What is a Dollar?

JBeukema

Rookie
Apr 23, 2009
25,613
1,747
0
everywhere and nowhere
How is it defined? Is the manufacture of these scraps of clothpaper- let alone their virtual form- remotely tied to any objective measure of the wealth they're supposed to represent?
 
  • Thread starter
  • Banned
  • #3
A dollar is an intangible unit of account, store of value and medium of exchange.


So it's nothing at all? Who decides how much 'value' each one stores? It's not the average man buying and selling goods with them, since we have no way of knowing how many more dollars will be printed or magically typed into an account tomorrow. If we can't really know how rare a dollar is, can we know how valuable it is?

Again, is their manufacture tied to any objective measure of the value they're supposed to represent? Is it tied to anything objective at all?
 
Many variables, inflation, foreign exchange rates and so on. It used to be backed by the Gold standard but that was discontinued The value of the dollar has steadily declined to less than 5% of what is worth back in the 1700's. The only measurable worth today is to look at the foreign exchange rate and that changes every day.
 
A dollar is an intangible unit of account, store of value and medium of exchange.


So it's nothing at all? Who decides how much 'value' each one stores? It's not the average man buying and selling goods with them, since we have no way of knowing how many more dollars will be printed or magically typed into an account tomorrow. If we can't really know how rare a dollar is, can we know how valuable it is?

Again, is their manufacture tied to any objective measure of the value they're supposed to represent? Is it tied to anything objective at all?

The dollar is not tied to anything tangible. But many things are intangible. Much of society and value is based on intangibles, such as trust and confidence. If we didn't have trust and confidence, then the economy would collapse. The dollar is similar. It would collapse if people lost confidence in it. What is the value of gold? Gold has no intrinsic value either. It only has value because people believe it has value. Much of economics is like that.
 
Last edited:
Dollar = whatever it happens to buy.

- Bernanke.

The one guy who was not supposed to say it got it right :cuckoo:
 
The dollar, in indeed all specie, is an agreed upon representation of worth.

It is nothing more than a mutually agreed-upon delusion of worth.

And its worth depends entirely upon the mutually agreement.

So it's nothing at all? Who decides how much 'value' each one stores?

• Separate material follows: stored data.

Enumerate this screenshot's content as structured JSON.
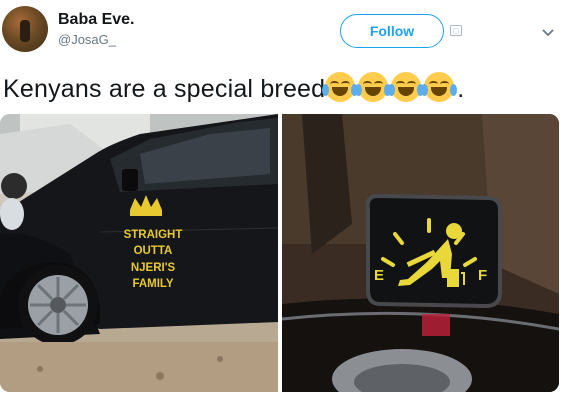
{
  "user": {
    "name": "Baba Eve.",
    "handle": "@JosaG_"
  },
  "follow_button": {
    "label": "Follow"
  },
  "tweet": {
    "text": "Kenyans are a special breed",
    "suffix": "."
  },
  "emojis": [
    "face-with-tears-of-joy",
    "face-with-tears-of-joy",
    "face-with-tears-of-joy",
    "face-with-tears-of-joy"
  ],
  "images": [
    {
      "sticker_lines": [
        "STRAIGHT",
        "OUTTA",
        "NJERI'S",
        "FAMILY"
      ]
    },
    {
      "gauge_labels": {
        "empty": "E",
        "full": "F"
      }
    }
  ],
  "colors": {
    "accent": "#1da1f2",
    "sticker_yellow": "#e8c930"
  }
}
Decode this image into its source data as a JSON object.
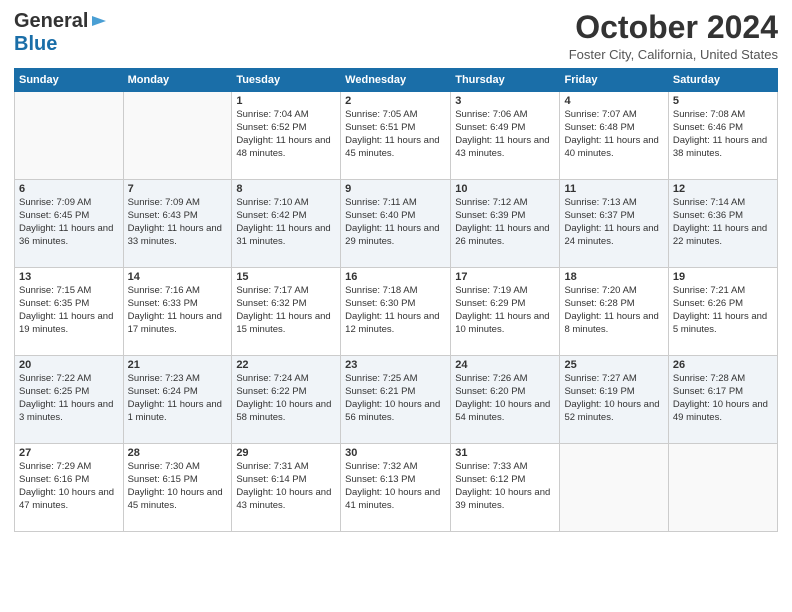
{
  "logo": {
    "line1": "General",
    "line2": "Blue"
  },
  "title": "October 2024",
  "location": "Foster City, California, United States",
  "days_header": [
    "Sunday",
    "Monday",
    "Tuesday",
    "Wednesday",
    "Thursday",
    "Friday",
    "Saturday"
  ],
  "weeks": [
    [
      {
        "day": "",
        "info": ""
      },
      {
        "day": "",
        "info": ""
      },
      {
        "day": "1",
        "info": "Sunrise: 7:04 AM\nSunset: 6:52 PM\nDaylight: 11 hours and 48 minutes."
      },
      {
        "day": "2",
        "info": "Sunrise: 7:05 AM\nSunset: 6:51 PM\nDaylight: 11 hours and 45 minutes."
      },
      {
        "day": "3",
        "info": "Sunrise: 7:06 AM\nSunset: 6:49 PM\nDaylight: 11 hours and 43 minutes."
      },
      {
        "day": "4",
        "info": "Sunrise: 7:07 AM\nSunset: 6:48 PM\nDaylight: 11 hours and 40 minutes."
      },
      {
        "day": "5",
        "info": "Sunrise: 7:08 AM\nSunset: 6:46 PM\nDaylight: 11 hours and 38 minutes."
      }
    ],
    [
      {
        "day": "6",
        "info": "Sunrise: 7:09 AM\nSunset: 6:45 PM\nDaylight: 11 hours and 36 minutes."
      },
      {
        "day": "7",
        "info": "Sunrise: 7:09 AM\nSunset: 6:43 PM\nDaylight: 11 hours and 33 minutes."
      },
      {
        "day": "8",
        "info": "Sunrise: 7:10 AM\nSunset: 6:42 PM\nDaylight: 11 hours and 31 minutes."
      },
      {
        "day": "9",
        "info": "Sunrise: 7:11 AM\nSunset: 6:40 PM\nDaylight: 11 hours and 29 minutes."
      },
      {
        "day": "10",
        "info": "Sunrise: 7:12 AM\nSunset: 6:39 PM\nDaylight: 11 hours and 26 minutes."
      },
      {
        "day": "11",
        "info": "Sunrise: 7:13 AM\nSunset: 6:37 PM\nDaylight: 11 hours and 24 minutes."
      },
      {
        "day": "12",
        "info": "Sunrise: 7:14 AM\nSunset: 6:36 PM\nDaylight: 11 hours and 22 minutes."
      }
    ],
    [
      {
        "day": "13",
        "info": "Sunrise: 7:15 AM\nSunset: 6:35 PM\nDaylight: 11 hours and 19 minutes."
      },
      {
        "day": "14",
        "info": "Sunrise: 7:16 AM\nSunset: 6:33 PM\nDaylight: 11 hours and 17 minutes."
      },
      {
        "day": "15",
        "info": "Sunrise: 7:17 AM\nSunset: 6:32 PM\nDaylight: 11 hours and 15 minutes."
      },
      {
        "day": "16",
        "info": "Sunrise: 7:18 AM\nSunset: 6:30 PM\nDaylight: 11 hours and 12 minutes."
      },
      {
        "day": "17",
        "info": "Sunrise: 7:19 AM\nSunset: 6:29 PM\nDaylight: 11 hours and 10 minutes."
      },
      {
        "day": "18",
        "info": "Sunrise: 7:20 AM\nSunset: 6:28 PM\nDaylight: 11 hours and 8 minutes."
      },
      {
        "day": "19",
        "info": "Sunrise: 7:21 AM\nSunset: 6:26 PM\nDaylight: 11 hours and 5 minutes."
      }
    ],
    [
      {
        "day": "20",
        "info": "Sunrise: 7:22 AM\nSunset: 6:25 PM\nDaylight: 11 hours and 3 minutes."
      },
      {
        "day": "21",
        "info": "Sunrise: 7:23 AM\nSunset: 6:24 PM\nDaylight: 11 hours and 1 minute."
      },
      {
        "day": "22",
        "info": "Sunrise: 7:24 AM\nSunset: 6:22 PM\nDaylight: 10 hours and 58 minutes."
      },
      {
        "day": "23",
        "info": "Sunrise: 7:25 AM\nSunset: 6:21 PM\nDaylight: 10 hours and 56 minutes."
      },
      {
        "day": "24",
        "info": "Sunrise: 7:26 AM\nSunset: 6:20 PM\nDaylight: 10 hours and 54 minutes."
      },
      {
        "day": "25",
        "info": "Sunrise: 7:27 AM\nSunset: 6:19 PM\nDaylight: 10 hours and 52 minutes."
      },
      {
        "day": "26",
        "info": "Sunrise: 7:28 AM\nSunset: 6:17 PM\nDaylight: 10 hours and 49 minutes."
      }
    ],
    [
      {
        "day": "27",
        "info": "Sunrise: 7:29 AM\nSunset: 6:16 PM\nDaylight: 10 hours and 47 minutes."
      },
      {
        "day": "28",
        "info": "Sunrise: 7:30 AM\nSunset: 6:15 PM\nDaylight: 10 hours and 45 minutes."
      },
      {
        "day": "29",
        "info": "Sunrise: 7:31 AM\nSunset: 6:14 PM\nDaylight: 10 hours and 43 minutes."
      },
      {
        "day": "30",
        "info": "Sunrise: 7:32 AM\nSunset: 6:13 PM\nDaylight: 10 hours and 41 minutes."
      },
      {
        "day": "31",
        "info": "Sunrise: 7:33 AM\nSunset: 6:12 PM\nDaylight: 10 hours and 39 minutes."
      },
      {
        "day": "",
        "info": ""
      },
      {
        "day": "",
        "info": ""
      }
    ]
  ]
}
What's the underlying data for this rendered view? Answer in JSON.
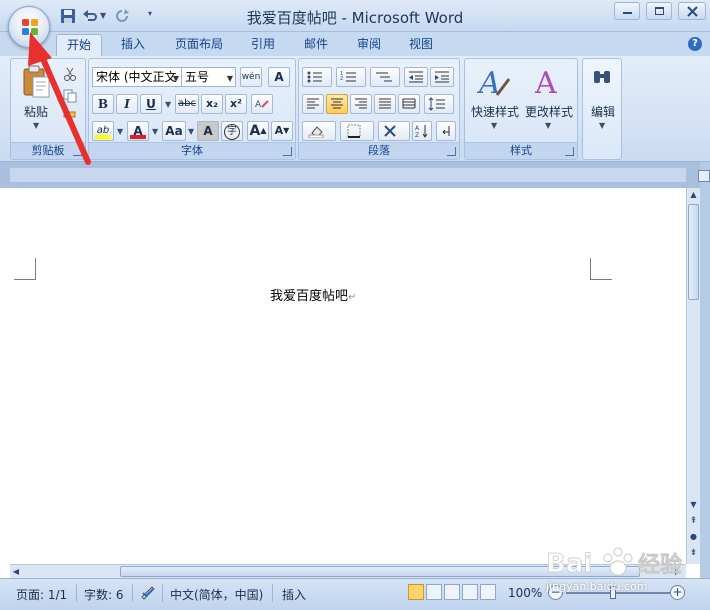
{
  "title_bar": {
    "window_title": "我爱百度帖吧 - Microsoft Word",
    "quick_access": [
      "save-icon",
      "undo-icon",
      "redo-icon",
      "customize-icon"
    ],
    "window_controls": [
      "minimize",
      "maximize",
      "close"
    ]
  },
  "tabs": [
    {
      "label": "开始",
      "active": true
    },
    {
      "label": "插入",
      "active": false
    },
    {
      "label": "页面布局",
      "active": false
    },
    {
      "label": "引用",
      "active": false
    },
    {
      "label": "邮件",
      "active": false
    },
    {
      "label": "审阅",
      "active": false
    },
    {
      "label": "视图",
      "active": false
    }
  ],
  "ribbon": {
    "clipboard": {
      "paste_label": "粘贴",
      "group_label": "剪贴板"
    },
    "font": {
      "font_name": "宋体 (中文正文",
      "font_size": "五号",
      "bold": "B",
      "italic": "I",
      "underline": "U",
      "strike": "abc",
      "subscript": "x₂",
      "superscript": "x²",
      "change_case": "Aa",
      "grow": "A",
      "shrink": "A",
      "highlight": "ab",
      "font_color": "A",
      "char_shading": "A",
      "enclose": "字",
      "phonetic": "wén",
      "group_label": "字体"
    },
    "paragraph": {
      "group_label": "段落",
      "selected_alignment": "center"
    },
    "styles": {
      "quick_styles": "快速样式",
      "change_styles": "更改样式",
      "group_label": "样式"
    },
    "editing": {
      "label": "编辑"
    }
  },
  "document": {
    "text": "我爱百度帖吧",
    "paragraph_mark": "↵"
  },
  "status_bar": {
    "page": "页面: 1/1",
    "word_count": "字数: 6",
    "language": "中文(简体，中国)",
    "mode": "插入",
    "zoom": "100%"
  },
  "watermark": {
    "text": "Bai 经验",
    "url_text": "jingyan.baidu.com"
  },
  "colors": {
    "ribbon_bg": "#dce8f6",
    "title_bar": "#c6d9f1",
    "accent_selected": "#ffc95c",
    "annotation_arrow": "#e8312f"
  }
}
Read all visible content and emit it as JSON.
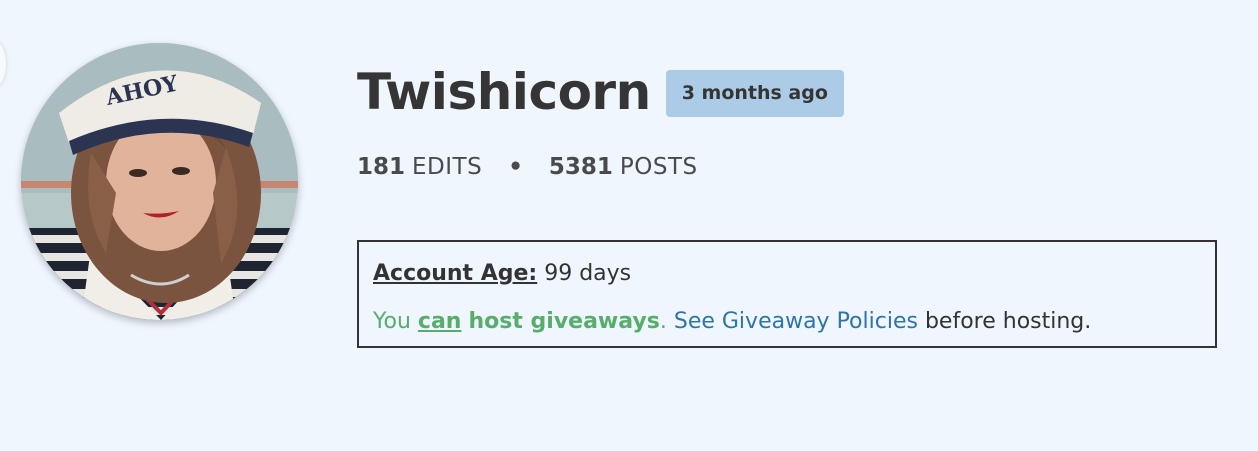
{
  "profile": {
    "username": "Twishicorn",
    "joined_badge": "3 months ago",
    "avatar_alt": "profile picture",
    "stats": {
      "edits_count": "181",
      "edits_label": "EDITS",
      "separator": "•",
      "posts_count": "5381",
      "posts_label": "POSTS"
    }
  },
  "account_info": {
    "age_label": "Account Age:",
    "age_value": "99 days",
    "host_prefix": "You",
    "host_can": "can",
    "host_text": "host giveaways",
    "host_period": ".",
    "policy_link": "See Giveaway Policies",
    "host_suffix": "before hosting."
  },
  "colors": {
    "background": "#eff6fe",
    "badge": "#abcbe6",
    "success": "#59ad6b",
    "link": "#2f74a8",
    "text": "#333333"
  }
}
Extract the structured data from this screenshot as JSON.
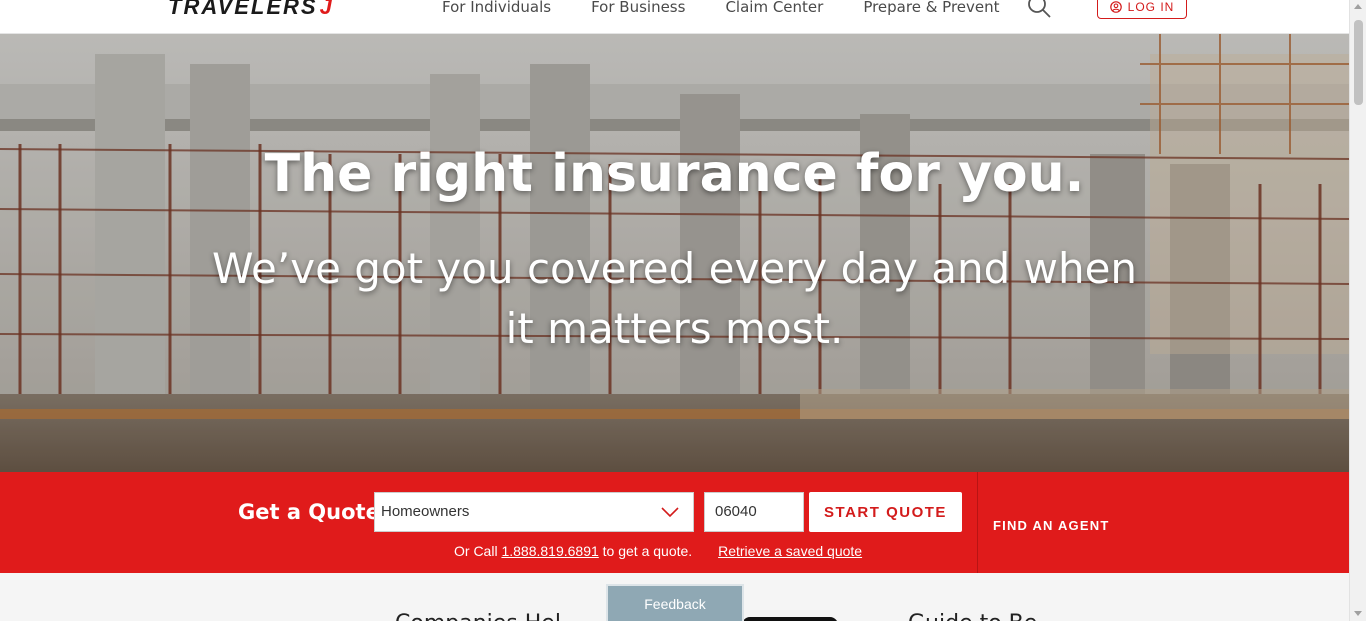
{
  "header": {
    "logo_text": "TRAVELERS",
    "logo_mark": "J",
    "nav": [
      "For Individuals",
      "For Business",
      "Claim Center",
      "Prepare & Prevent"
    ],
    "search_icon": "search-icon",
    "login_label": "LOG IN",
    "login_icon": "user-circle-icon"
  },
  "hero": {
    "title": "The right insurance for you.",
    "subtitle": "We’ve got you covered every day and when it matters most."
  },
  "quote": {
    "label": "Get a Quote",
    "product_value": "Homeowners",
    "zip_value": "06040",
    "start_label": "START QUOTE",
    "call_prefix": "Or Call",
    "phone": "1.888.819.6891",
    "call_suffix": "to get a quote.",
    "retrieve_label": "Retrieve a saved quote",
    "find_agent_label": "FIND AN AGENT"
  },
  "below": {
    "left_fragment": "Companies Hel",
    "right_fragment": "Guide to Be"
  },
  "feedback_label": "Feedback",
  "colors": {
    "brand_red": "#e01b1b",
    "feedback_bg": "#8fa8b4"
  }
}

Collectively, the market decides its "value".

The dollar is worth the aggregate TRUST the people have in it.
 
  • Thread starter
  • Banned
  • #9
How can the market decide the value of something when its number can be suddenly increased at any time? When the Fed generates new money out of thin air, how can the market know how many 'dollars' are supposed to exist and account for monetary inflation when determining the value thereof?
 
How can the market decide the value of something when its number can be suddenly increased at any time? When the Fed generates new money out of thin air, how can the market know how many 'dollars' are supposed to exist and account for monetary inflation when determining the value thereof?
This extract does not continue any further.